无人艇集群在海上公共区域航行需要考虑互相避障以及水面其他障碍的规避问题,故提出一种无人艇集群避障算法解决该问题。算法改进了速度障碍法,考虑障碍物位置和速度以估计未来时间窗口下可能发生碰撞的锥形区域,并规划出可行域半平面。之后引入海事避碰规则进一步约束无人艇的避碰方向和可行域范围。多障碍场景下,通过在若干个可行域的交集上寻找最优的避碰速度矢量,可引导无人艇避障。算法中各无人艇相互独立,不存在中心节点。进行了仿真验证,将数十条无人艇划分为多个集群进行相互避障测试。仿真结果表明,该方法能够有效地避免无人艇集群之间的碰撞,具有较好的鲁棒性和实时性。
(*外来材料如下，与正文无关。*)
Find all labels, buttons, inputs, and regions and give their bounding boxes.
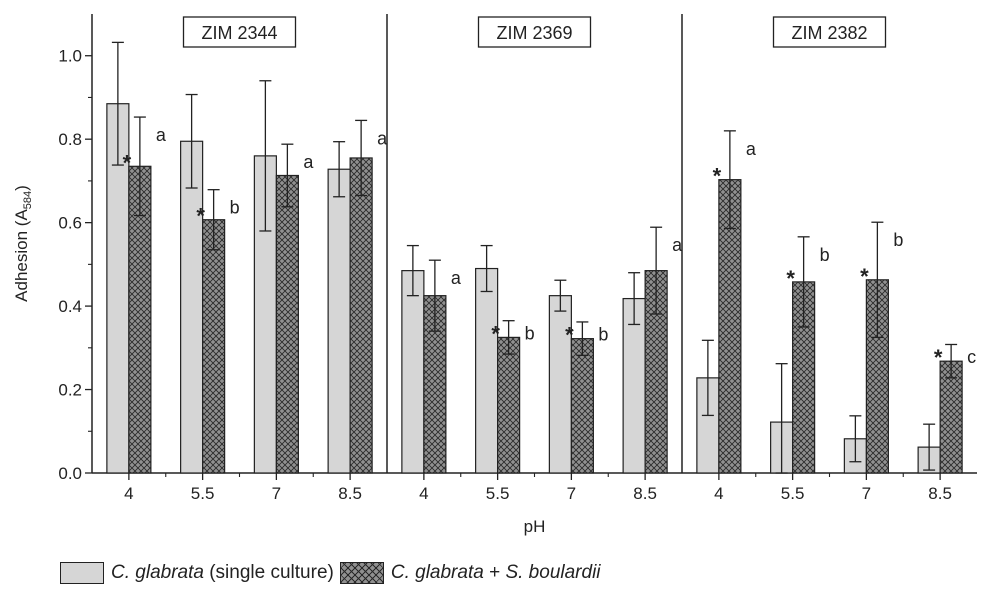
legend: C. glabrata (single culture) C. glabrata…: [60, 560, 607, 586]
group-letter: c: [967, 347, 976, 367]
x-tick-label: 8.5: [633, 484, 657, 503]
panel-title-box: [182, 16, 297, 48]
significance-asterisk: *: [123, 150, 132, 175]
x-tick-label: 5.5: [781, 484, 805, 503]
legend-species-label: C. glabrata: [111, 562, 204, 583]
bar-co-culture: [570, 338, 594, 474]
significance-asterisk: *: [860, 264, 869, 289]
significance-asterisk: *: [934, 345, 943, 370]
group-letter: b: [598, 325, 608, 345]
significance-asterisk: *: [565, 323, 574, 348]
group-letter: a: [746, 139, 757, 159]
panel-title: ZIM 2369: [496, 23, 572, 43]
y-tick-label: 1.0: [58, 47, 82, 66]
group-letter: a: [672, 235, 683, 255]
bar-single-culture: [327, 168, 351, 474]
x-tick-label: 5.5: [486, 484, 510, 503]
y-tick-label: 0.4: [58, 297, 82, 316]
x-tick-label: 8.5: [928, 484, 952, 503]
x-tick-label: 4: [714, 484, 723, 503]
y-axis-label: Adhesion (A584): [12, 185, 34, 302]
x-axis-label: pH: [524, 517, 546, 536]
significance-asterisk: *: [491, 321, 500, 346]
legend-plus-label: +: [483, 562, 506, 583]
bar-co-culture: [202, 219, 226, 474]
legend-species-label-b: S. boulardii: [505, 562, 601, 583]
group-letter: a: [156, 125, 167, 145]
x-tick-label: 7: [862, 484, 871, 503]
panel-title: ZIM 2344: [201, 23, 277, 43]
panel-title: ZIM 2382: [791, 23, 867, 43]
group-letter: b: [525, 323, 535, 343]
legend-item-co-culture: C. glabrata + S. boulardii: [339, 562, 601, 584]
legend-single-culture-label: (single culture): [203, 562, 334, 583]
legend-swatch-co-culture: [339, 562, 384, 584]
bar-single-culture: [401, 270, 425, 474]
x-tick-label: 5.5: [191, 484, 215, 503]
significance-asterisk: *: [713, 164, 722, 189]
x-tick-label: 4: [419, 484, 428, 503]
group-letter: b: [820, 245, 830, 265]
group-letter: a: [303, 152, 314, 172]
group-letter: b: [230, 198, 240, 218]
y-tick-label: 0.6: [58, 214, 82, 233]
panel-3: ZIM 2382 4 * a 5.5 * b 7 * b 8.5 * c: [681, 14, 976, 503]
bar-co-culture: [275, 174, 299, 474]
bar-single-culture: [180, 140, 204, 474]
y-tick-label: 0.8: [58, 130, 82, 149]
y-tick-label: 0.0: [58, 464, 82, 483]
legend-species-label-a: C. glabrata: [390, 562, 484, 583]
legend-item-single-culture: C. glabrata (single culture): [60, 562, 334, 584]
x-tick-label: 8.5: [338, 484, 362, 503]
legend-swatch-single-culture: [60, 562, 104, 584]
panel-1: ZIM 2344 4 * a 5.5 * b 7 a 8.5 a: [106, 16, 388, 503]
bar-co-culture: [349, 157, 373, 474]
significance-asterisk: *: [196, 204, 205, 229]
bar-co-culture: [497, 336, 521, 474]
x-tick-label: 4: [124, 484, 133, 503]
group-letter: a: [451, 268, 462, 288]
significance-asterisk: *: [786, 266, 795, 291]
panel-2: ZIM 2369 4 a 5.5 * b 7 * b 8.5 a: [386, 14, 683, 503]
panel-title-box: [772, 16, 887, 48]
group-letter: b: [893, 230, 903, 250]
group-letter: a: [377, 128, 388, 148]
bar-single-culture: [475, 267, 499, 474]
x-tick-label: 7: [272, 484, 281, 503]
grouped-bar-chart: 0.0 0.2 0.4 0.6 0.8 1.0 Adhesion (A584) pH ZIM 2…: [12, 14, 977, 536]
x-tick-label: 7: [567, 484, 576, 503]
panel-title-box: [477, 16, 592, 48]
y-tick-label: 0.2: [58, 381, 82, 400]
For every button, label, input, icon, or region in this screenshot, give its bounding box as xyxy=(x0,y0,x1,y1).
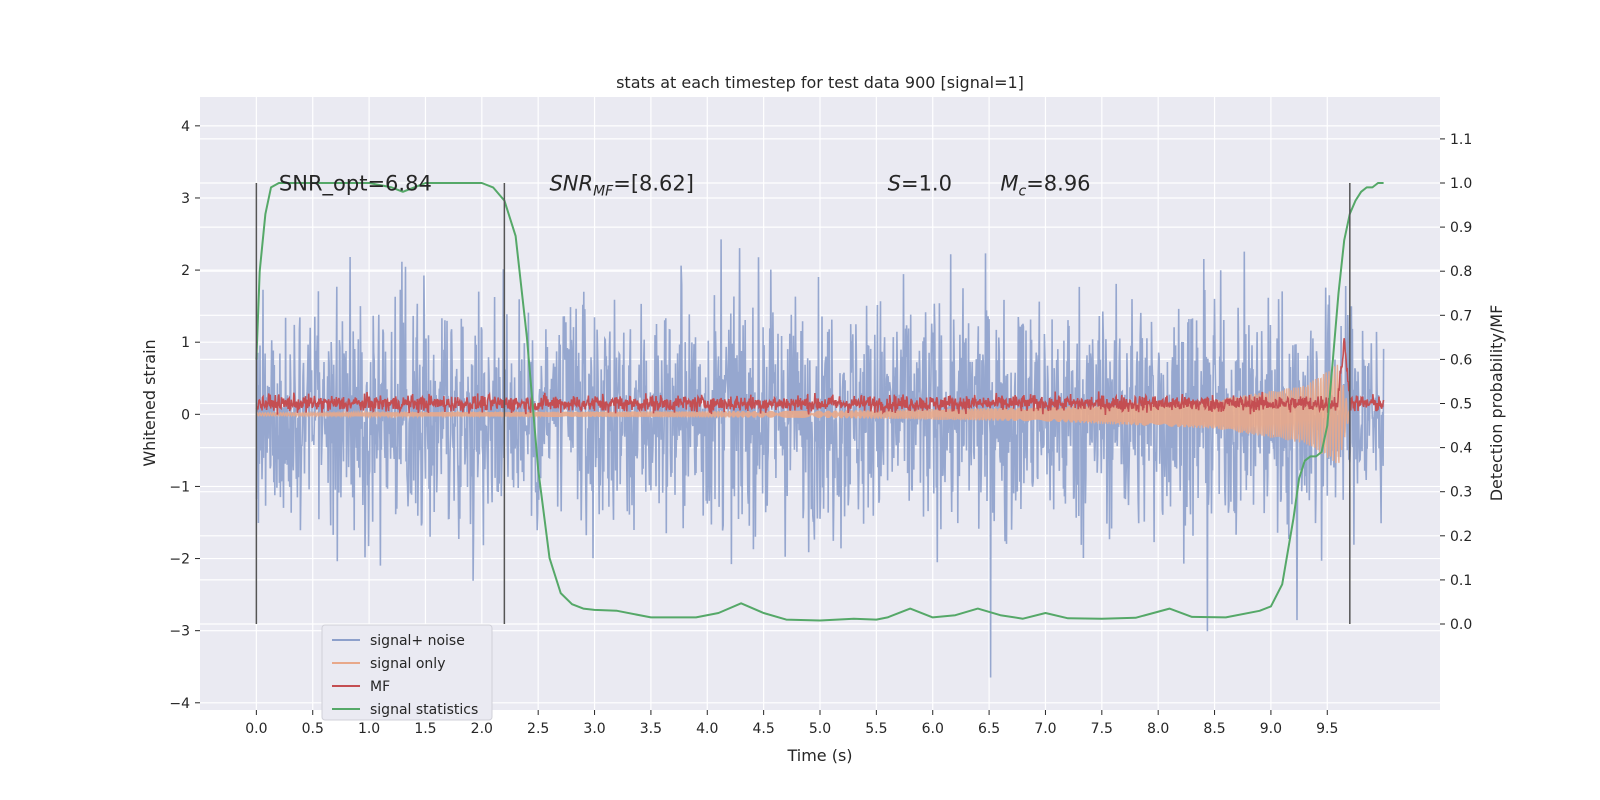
annotation-2: S=1.0 xyxy=(888,172,952,196)
y-tick-label: 4 xyxy=(181,119,190,135)
x-tick-label: 4.5 xyxy=(753,721,775,737)
y-tick-label: 3 xyxy=(181,191,190,207)
series-signal-noise xyxy=(255,239,1385,678)
series-signal-only xyxy=(255,364,1351,464)
x-tick-label: 0.5 xyxy=(302,721,324,737)
y2-tick-label: 0.3 xyxy=(1450,485,1472,501)
y-axis-label: Whitened strain xyxy=(140,339,159,466)
x-tick-label: 7.0 xyxy=(1034,721,1056,737)
y2-tick-label: 0.5 xyxy=(1450,397,1472,413)
y-axis-right: 1.1 1.0 0.9 0.8 0.7 0.6 0.5 0.4 0.3 0.2 0.1 0.0 xyxy=(1440,132,1472,633)
y2-tick-label: 0.2 xyxy=(1450,529,1472,545)
y-tick-label: 0 xyxy=(181,407,190,423)
x-tick-label: 0.0 xyxy=(245,721,267,737)
x-tick-label: 2.0 xyxy=(471,721,493,737)
x-tick-label: 4.0 xyxy=(696,721,718,737)
x-axis: 0.0 0.5 1.0 1.5 2.0 2.5 3.0 3.5 4.0 4.5 5.0 5.5 6.0 6… xyxy=(245,710,1338,737)
y-tick-label: 1 xyxy=(181,335,190,351)
x-tick-label: 1.5 xyxy=(414,721,436,737)
y2-tick-label: 0.0 xyxy=(1450,617,1472,633)
y2-tick-label: 1.1 xyxy=(1450,132,1472,148)
y-tick-label: −4 xyxy=(169,696,190,712)
legend-label-2: MF xyxy=(370,679,390,695)
series-signal-statistics xyxy=(255,182,1384,622)
x-tick-label: 7.5 xyxy=(1091,721,1113,737)
y-tick-label: −2 xyxy=(169,552,190,568)
x-tick-label: 3.5 xyxy=(640,721,662,737)
series-mf xyxy=(255,338,1385,416)
y2-tick-label: 0.1 xyxy=(1450,573,1472,589)
y2-tick-label: 0.4 xyxy=(1450,441,1472,457)
y-axis-left: 4 3 2 1 0 −1 −2 −3 −4 xyxy=(169,119,200,712)
x-axis-label: Time (s) xyxy=(786,746,852,765)
legend-box xyxy=(321,624,493,721)
x-tick-label: 5.0 xyxy=(809,721,831,737)
y-tick-label: −3 xyxy=(169,624,190,640)
series-layer xyxy=(255,182,1385,678)
x-tick-label: 9.5 xyxy=(1316,721,1338,737)
y2-tick-label: 0.8 xyxy=(1450,264,1472,280)
x-tick-label: 6.5 xyxy=(978,721,1000,737)
y2-axis-label: Detection probability/MF xyxy=(1487,305,1506,502)
x-tick-label: 6.0 xyxy=(922,721,944,737)
x-tick-label: 8.0 xyxy=(1147,721,1169,737)
annotation-0: SNR_opt=6.84 xyxy=(279,172,432,197)
y2-tick-label: 0.7 xyxy=(1450,308,1472,324)
x-tick-label: 1.0 xyxy=(358,721,380,737)
x-tick-label: 2.5 xyxy=(527,721,549,737)
x-tick-label: 9.0 xyxy=(1260,721,1282,737)
x-tick-label: 8.5 xyxy=(1203,721,1225,737)
y-tick-label: 2 xyxy=(181,263,190,279)
annotation-1: SNRMF=[8.62] xyxy=(549,172,694,200)
annotations: SNR_opt=6.84 SNRMF=[8.62] S=1.0 Mc=8.96 xyxy=(279,172,1091,200)
y2-tick-label: 0.9 xyxy=(1450,220,1472,236)
y2-tick-label: 0.6 xyxy=(1450,352,1472,368)
x-tick-label: 3.0 xyxy=(583,721,605,737)
annotation-3: Mc=8.96 xyxy=(1000,172,1090,200)
chart-title: stats at each timestep for test data 900… xyxy=(616,73,1024,92)
legend-label-3: signal statistics xyxy=(370,702,478,718)
legend-label-1: signal only xyxy=(370,656,445,672)
y2-tick-label: 1.0 xyxy=(1450,176,1472,192)
legend: signal+ noise signal only MF signal statist… xyxy=(321,624,493,721)
x-tick-label: 5.5 xyxy=(865,721,887,737)
y-tick-label: −1 xyxy=(169,479,190,495)
legend-label-0: signal+ noise xyxy=(370,633,465,649)
vertical-markers xyxy=(255,182,1351,625)
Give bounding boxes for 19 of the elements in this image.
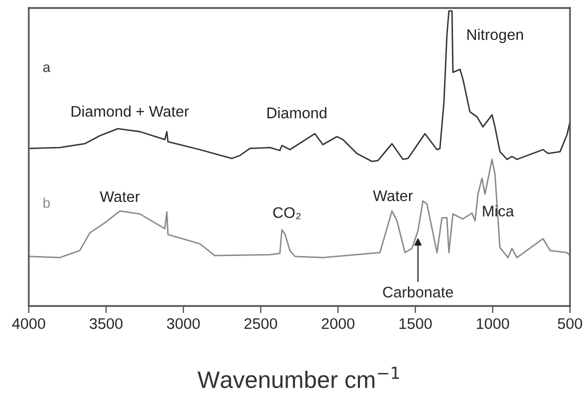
annotation: Water [100, 191, 140, 202]
x-axis-title: Wavenumber cm$^{−1}$ [198, 366, 399, 388]
annotation: Carbonate [383, 286, 453, 298]
annotation: Diamond + Water [72, 106, 189, 117]
x-tick-label: 2000 [322, 318, 354, 330]
annotation: Mica [483, 205, 514, 216]
annotation: Diamond [267, 107, 326, 118]
x-tick-label: 500 [558, 318, 582, 330]
x-tick-label: 1000 [476, 318, 510, 330]
x-tick-label: 2500 [244, 318, 278, 330]
x-tick-label: 3000 [166, 318, 200, 330]
annotation: Water [372, 190, 413, 202]
text: a [43, 64, 50, 72]
annotation: Nitrogen [467, 28, 523, 44]
text: b [44, 198, 50, 208]
x-tick-label: 1500 [400, 318, 432, 330]
annotation: CO₂ [273, 207, 301, 220]
x-tick-label: 3500 [90, 318, 122, 330]
x-tick-label: 4000 [12, 318, 46, 330]
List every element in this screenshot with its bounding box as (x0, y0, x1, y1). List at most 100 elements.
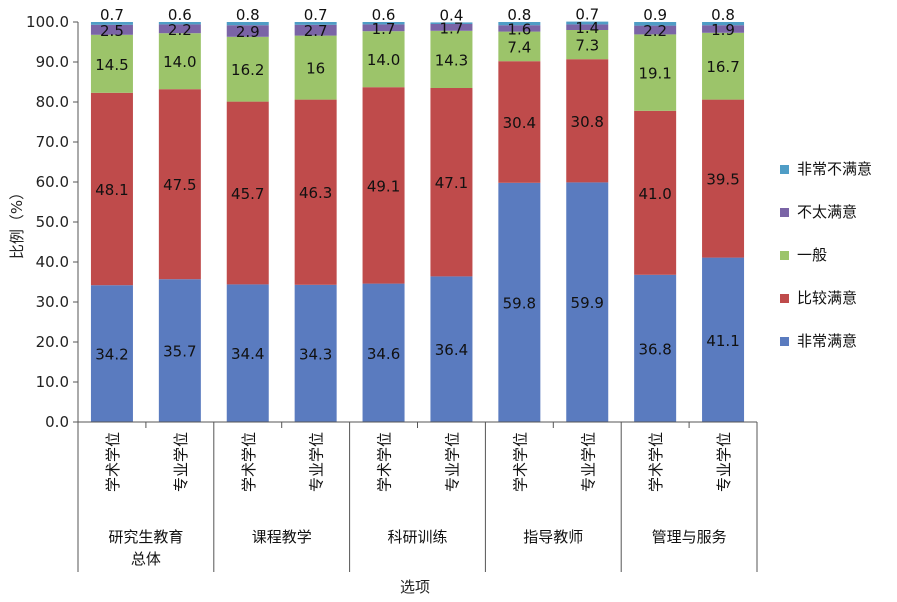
bar-segment (226, 101, 269, 285)
bar-segment (226, 25, 269, 37)
data-label: 0.6 (168, 6, 192, 24)
x-axis: 学术学位 专业学位 学术学位 专业学位 学术学位 专业学位 学术学位 专业学位 学术学位 专业学位… (77, 421, 758, 572)
data-label: 16 (306, 60, 325, 78)
legend-label: 比较满意 (797, 289, 857, 307)
bar-segment (362, 31, 405, 88)
y-tick-label: 60.0 (36, 173, 69, 191)
bar-segment (362, 87, 405, 284)
bar-segment (90, 285, 133, 422)
bar-segment (566, 182, 609, 422)
bar-segment (634, 110, 677, 275)
data-label: 46.3 (299, 184, 332, 202)
y-tick-label: 70.0 (36, 133, 69, 151)
legend-swatch (780, 337, 789, 346)
bar-segment (430, 276, 473, 422)
data-label: 1.6 (507, 20, 531, 38)
data-label: 0.6 (372, 6, 396, 24)
data-label: 14.0 (367, 51, 400, 69)
bar-segment (634, 34, 677, 111)
legend-label: 不太满意 (797, 203, 857, 221)
data-label: 1.4 (575, 19, 599, 37)
data-label: 2.9 (236, 23, 260, 41)
data-label: 2.2 (168, 21, 192, 39)
bar-segment (90, 34, 133, 93)
bar-segment (158, 33, 201, 90)
data-label: 47.1 (435, 174, 468, 192)
bar-segment (362, 283, 405, 422)
data-label: 0.7 (100, 6, 124, 24)
bars (90, 21, 745, 422)
bar-segment (294, 284, 337, 422)
bar-segment (362, 22, 405, 25)
bar-segment (634, 274, 677, 422)
data-label: 59.9 (571, 294, 604, 312)
data-labels: 34.248.114.52.50.735.747.514.02.20.634.4… (95, 6, 740, 364)
bar-segment (634, 25, 677, 35)
data-label: 59.8 (503, 294, 536, 312)
data-label: 0.8 (236, 6, 260, 24)
data-label: 0.7 (575, 6, 599, 24)
data-label: 0.9 (643, 6, 667, 24)
bar-segment (294, 99, 337, 285)
data-label: 36.8 (638, 340, 671, 358)
y-tick-label: 10.0 (36, 373, 69, 391)
bar-segment (362, 24, 405, 32)
category-label: 学术学位 (240, 432, 258, 492)
y-tick-label: 50.0 (36, 213, 69, 231)
data-label: 2.7 (304, 22, 328, 40)
group-label: 总体 (131, 550, 161, 568)
bar-segment (226, 284, 269, 422)
category-label: 学术学位 (104, 432, 122, 492)
data-label: 1.7 (372, 20, 396, 38)
y-tick-label: 30.0 (36, 293, 69, 311)
data-label: 49.1 (367, 177, 400, 195)
data-label: 34.3 (299, 345, 332, 363)
data-label: 36.4 (435, 341, 468, 359)
x-axis-title: 选项 (400, 578, 430, 596)
data-label: 2.5 (100, 22, 124, 40)
bar-segment (566, 30, 609, 60)
group-label: 指导教师 (523, 528, 583, 546)
bar-segment (90, 92, 133, 286)
category-label: 学术学位 (511, 432, 529, 492)
bar-segment (498, 25, 541, 32)
data-label: 0.4 (440, 6, 464, 24)
bar-segment (498, 22, 541, 26)
bar-segment (226, 22, 269, 26)
category-label: 学术学位 (376, 432, 394, 492)
category-label: 专业学位 (443, 432, 461, 492)
bar-segment (158, 22, 201, 25)
category-label: 学术学位 (647, 432, 665, 492)
bar-segment (702, 257, 745, 422)
y-tick-label: 90.0 (36, 53, 69, 71)
data-label: 1.9 (711, 21, 735, 39)
bar-segment (90, 22, 133, 25)
bar-segment (158, 279, 201, 422)
y-tick-label: 100.0 (26, 13, 69, 31)
category-label: 专业学位 (308, 432, 326, 492)
group-label: 课程教学 (252, 528, 312, 546)
data-label: 39.5 (706, 171, 739, 189)
bar-segment (430, 30, 473, 88)
legend-swatch (780, 251, 789, 260)
category-label: 专业学位 (579, 432, 597, 492)
bar-segment (702, 22, 745, 26)
bar-segment (702, 32, 745, 100)
data-label: 30.4 (503, 114, 536, 132)
y-axis: 0.0 10.0 20.0 30.0 40.0 50.0 60.0 70.0 80.0 90.0 1… (26, 13, 79, 431)
data-label: 0.8 (507, 6, 531, 24)
data-label: 14.0 (163, 53, 196, 71)
bar-segment (158, 89, 201, 280)
data-label: 0.8 (711, 6, 735, 24)
data-label: 47.5 (163, 176, 196, 194)
bar-segment (294, 22, 337, 25)
data-label: 34.4 (231, 345, 264, 363)
y-tick-label: 80.0 (36, 93, 69, 111)
data-label: 34.6 (367, 345, 400, 363)
data-label: 48.1 (95, 181, 128, 199)
legend-swatch (780, 165, 789, 174)
group-label: 科研训练 (387, 528, 447, 546)
legend-swatch (780, 294, 789, 303)
y-axis-title: 比例（%） (8, 185, 26, 259)
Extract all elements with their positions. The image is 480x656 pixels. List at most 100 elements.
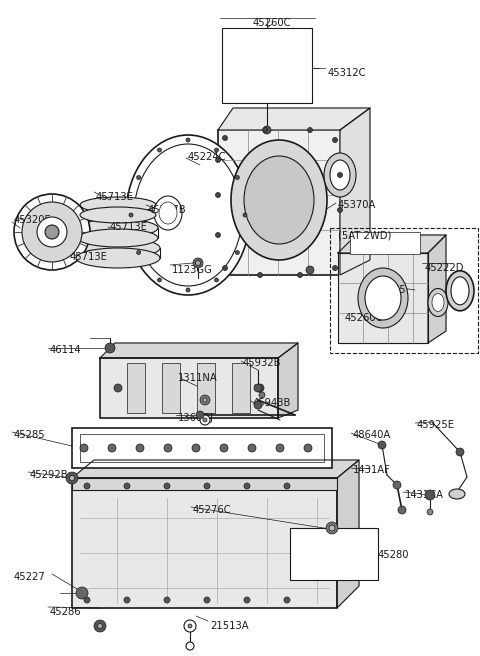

In this paper, an Unmanned Surface Vehicle (USV) cluster avoidance algorithm is proposed to address the problem of mutual avoidance and obstacle avoidance in the public area of the sea. The algorithm improves the speed obstacle method by taking into account the position and speed of obstacles to estimate the cone region where a collision may occur in the future time window, and plans out the feasible domain half-plane. Moreover, the International Regulations for Preventing Collisions at Sea (COLREGs) are introduced to constrain the avoidance direction and feasible domain range of USVs. In the case of multiple obstacles, by finding the optimal avoidance speed vector on the intersection of several feasible domains, it can guide USVs to avoid obstacles. This algorithm is independent for each USV, without a central node. The effectiveness of the proposed algorithm is verified by simulation, which divides dozens of USVs into multiple clusters for mutual avoidance tests. The simulation results demonstrate that this method can effectively prevent collisions between USV clusters, and has good robustness and real-time performance.
2024,46(9): 66-70 收稿日期:2023-05-10
DOI:10.3404/j.issn.1672-7649.2024.09.011
分类号:U664.82
基金项目:海洋防务创新基金资助项目(JJ-2021-702-01);装发预研项目(450121215k2943MX)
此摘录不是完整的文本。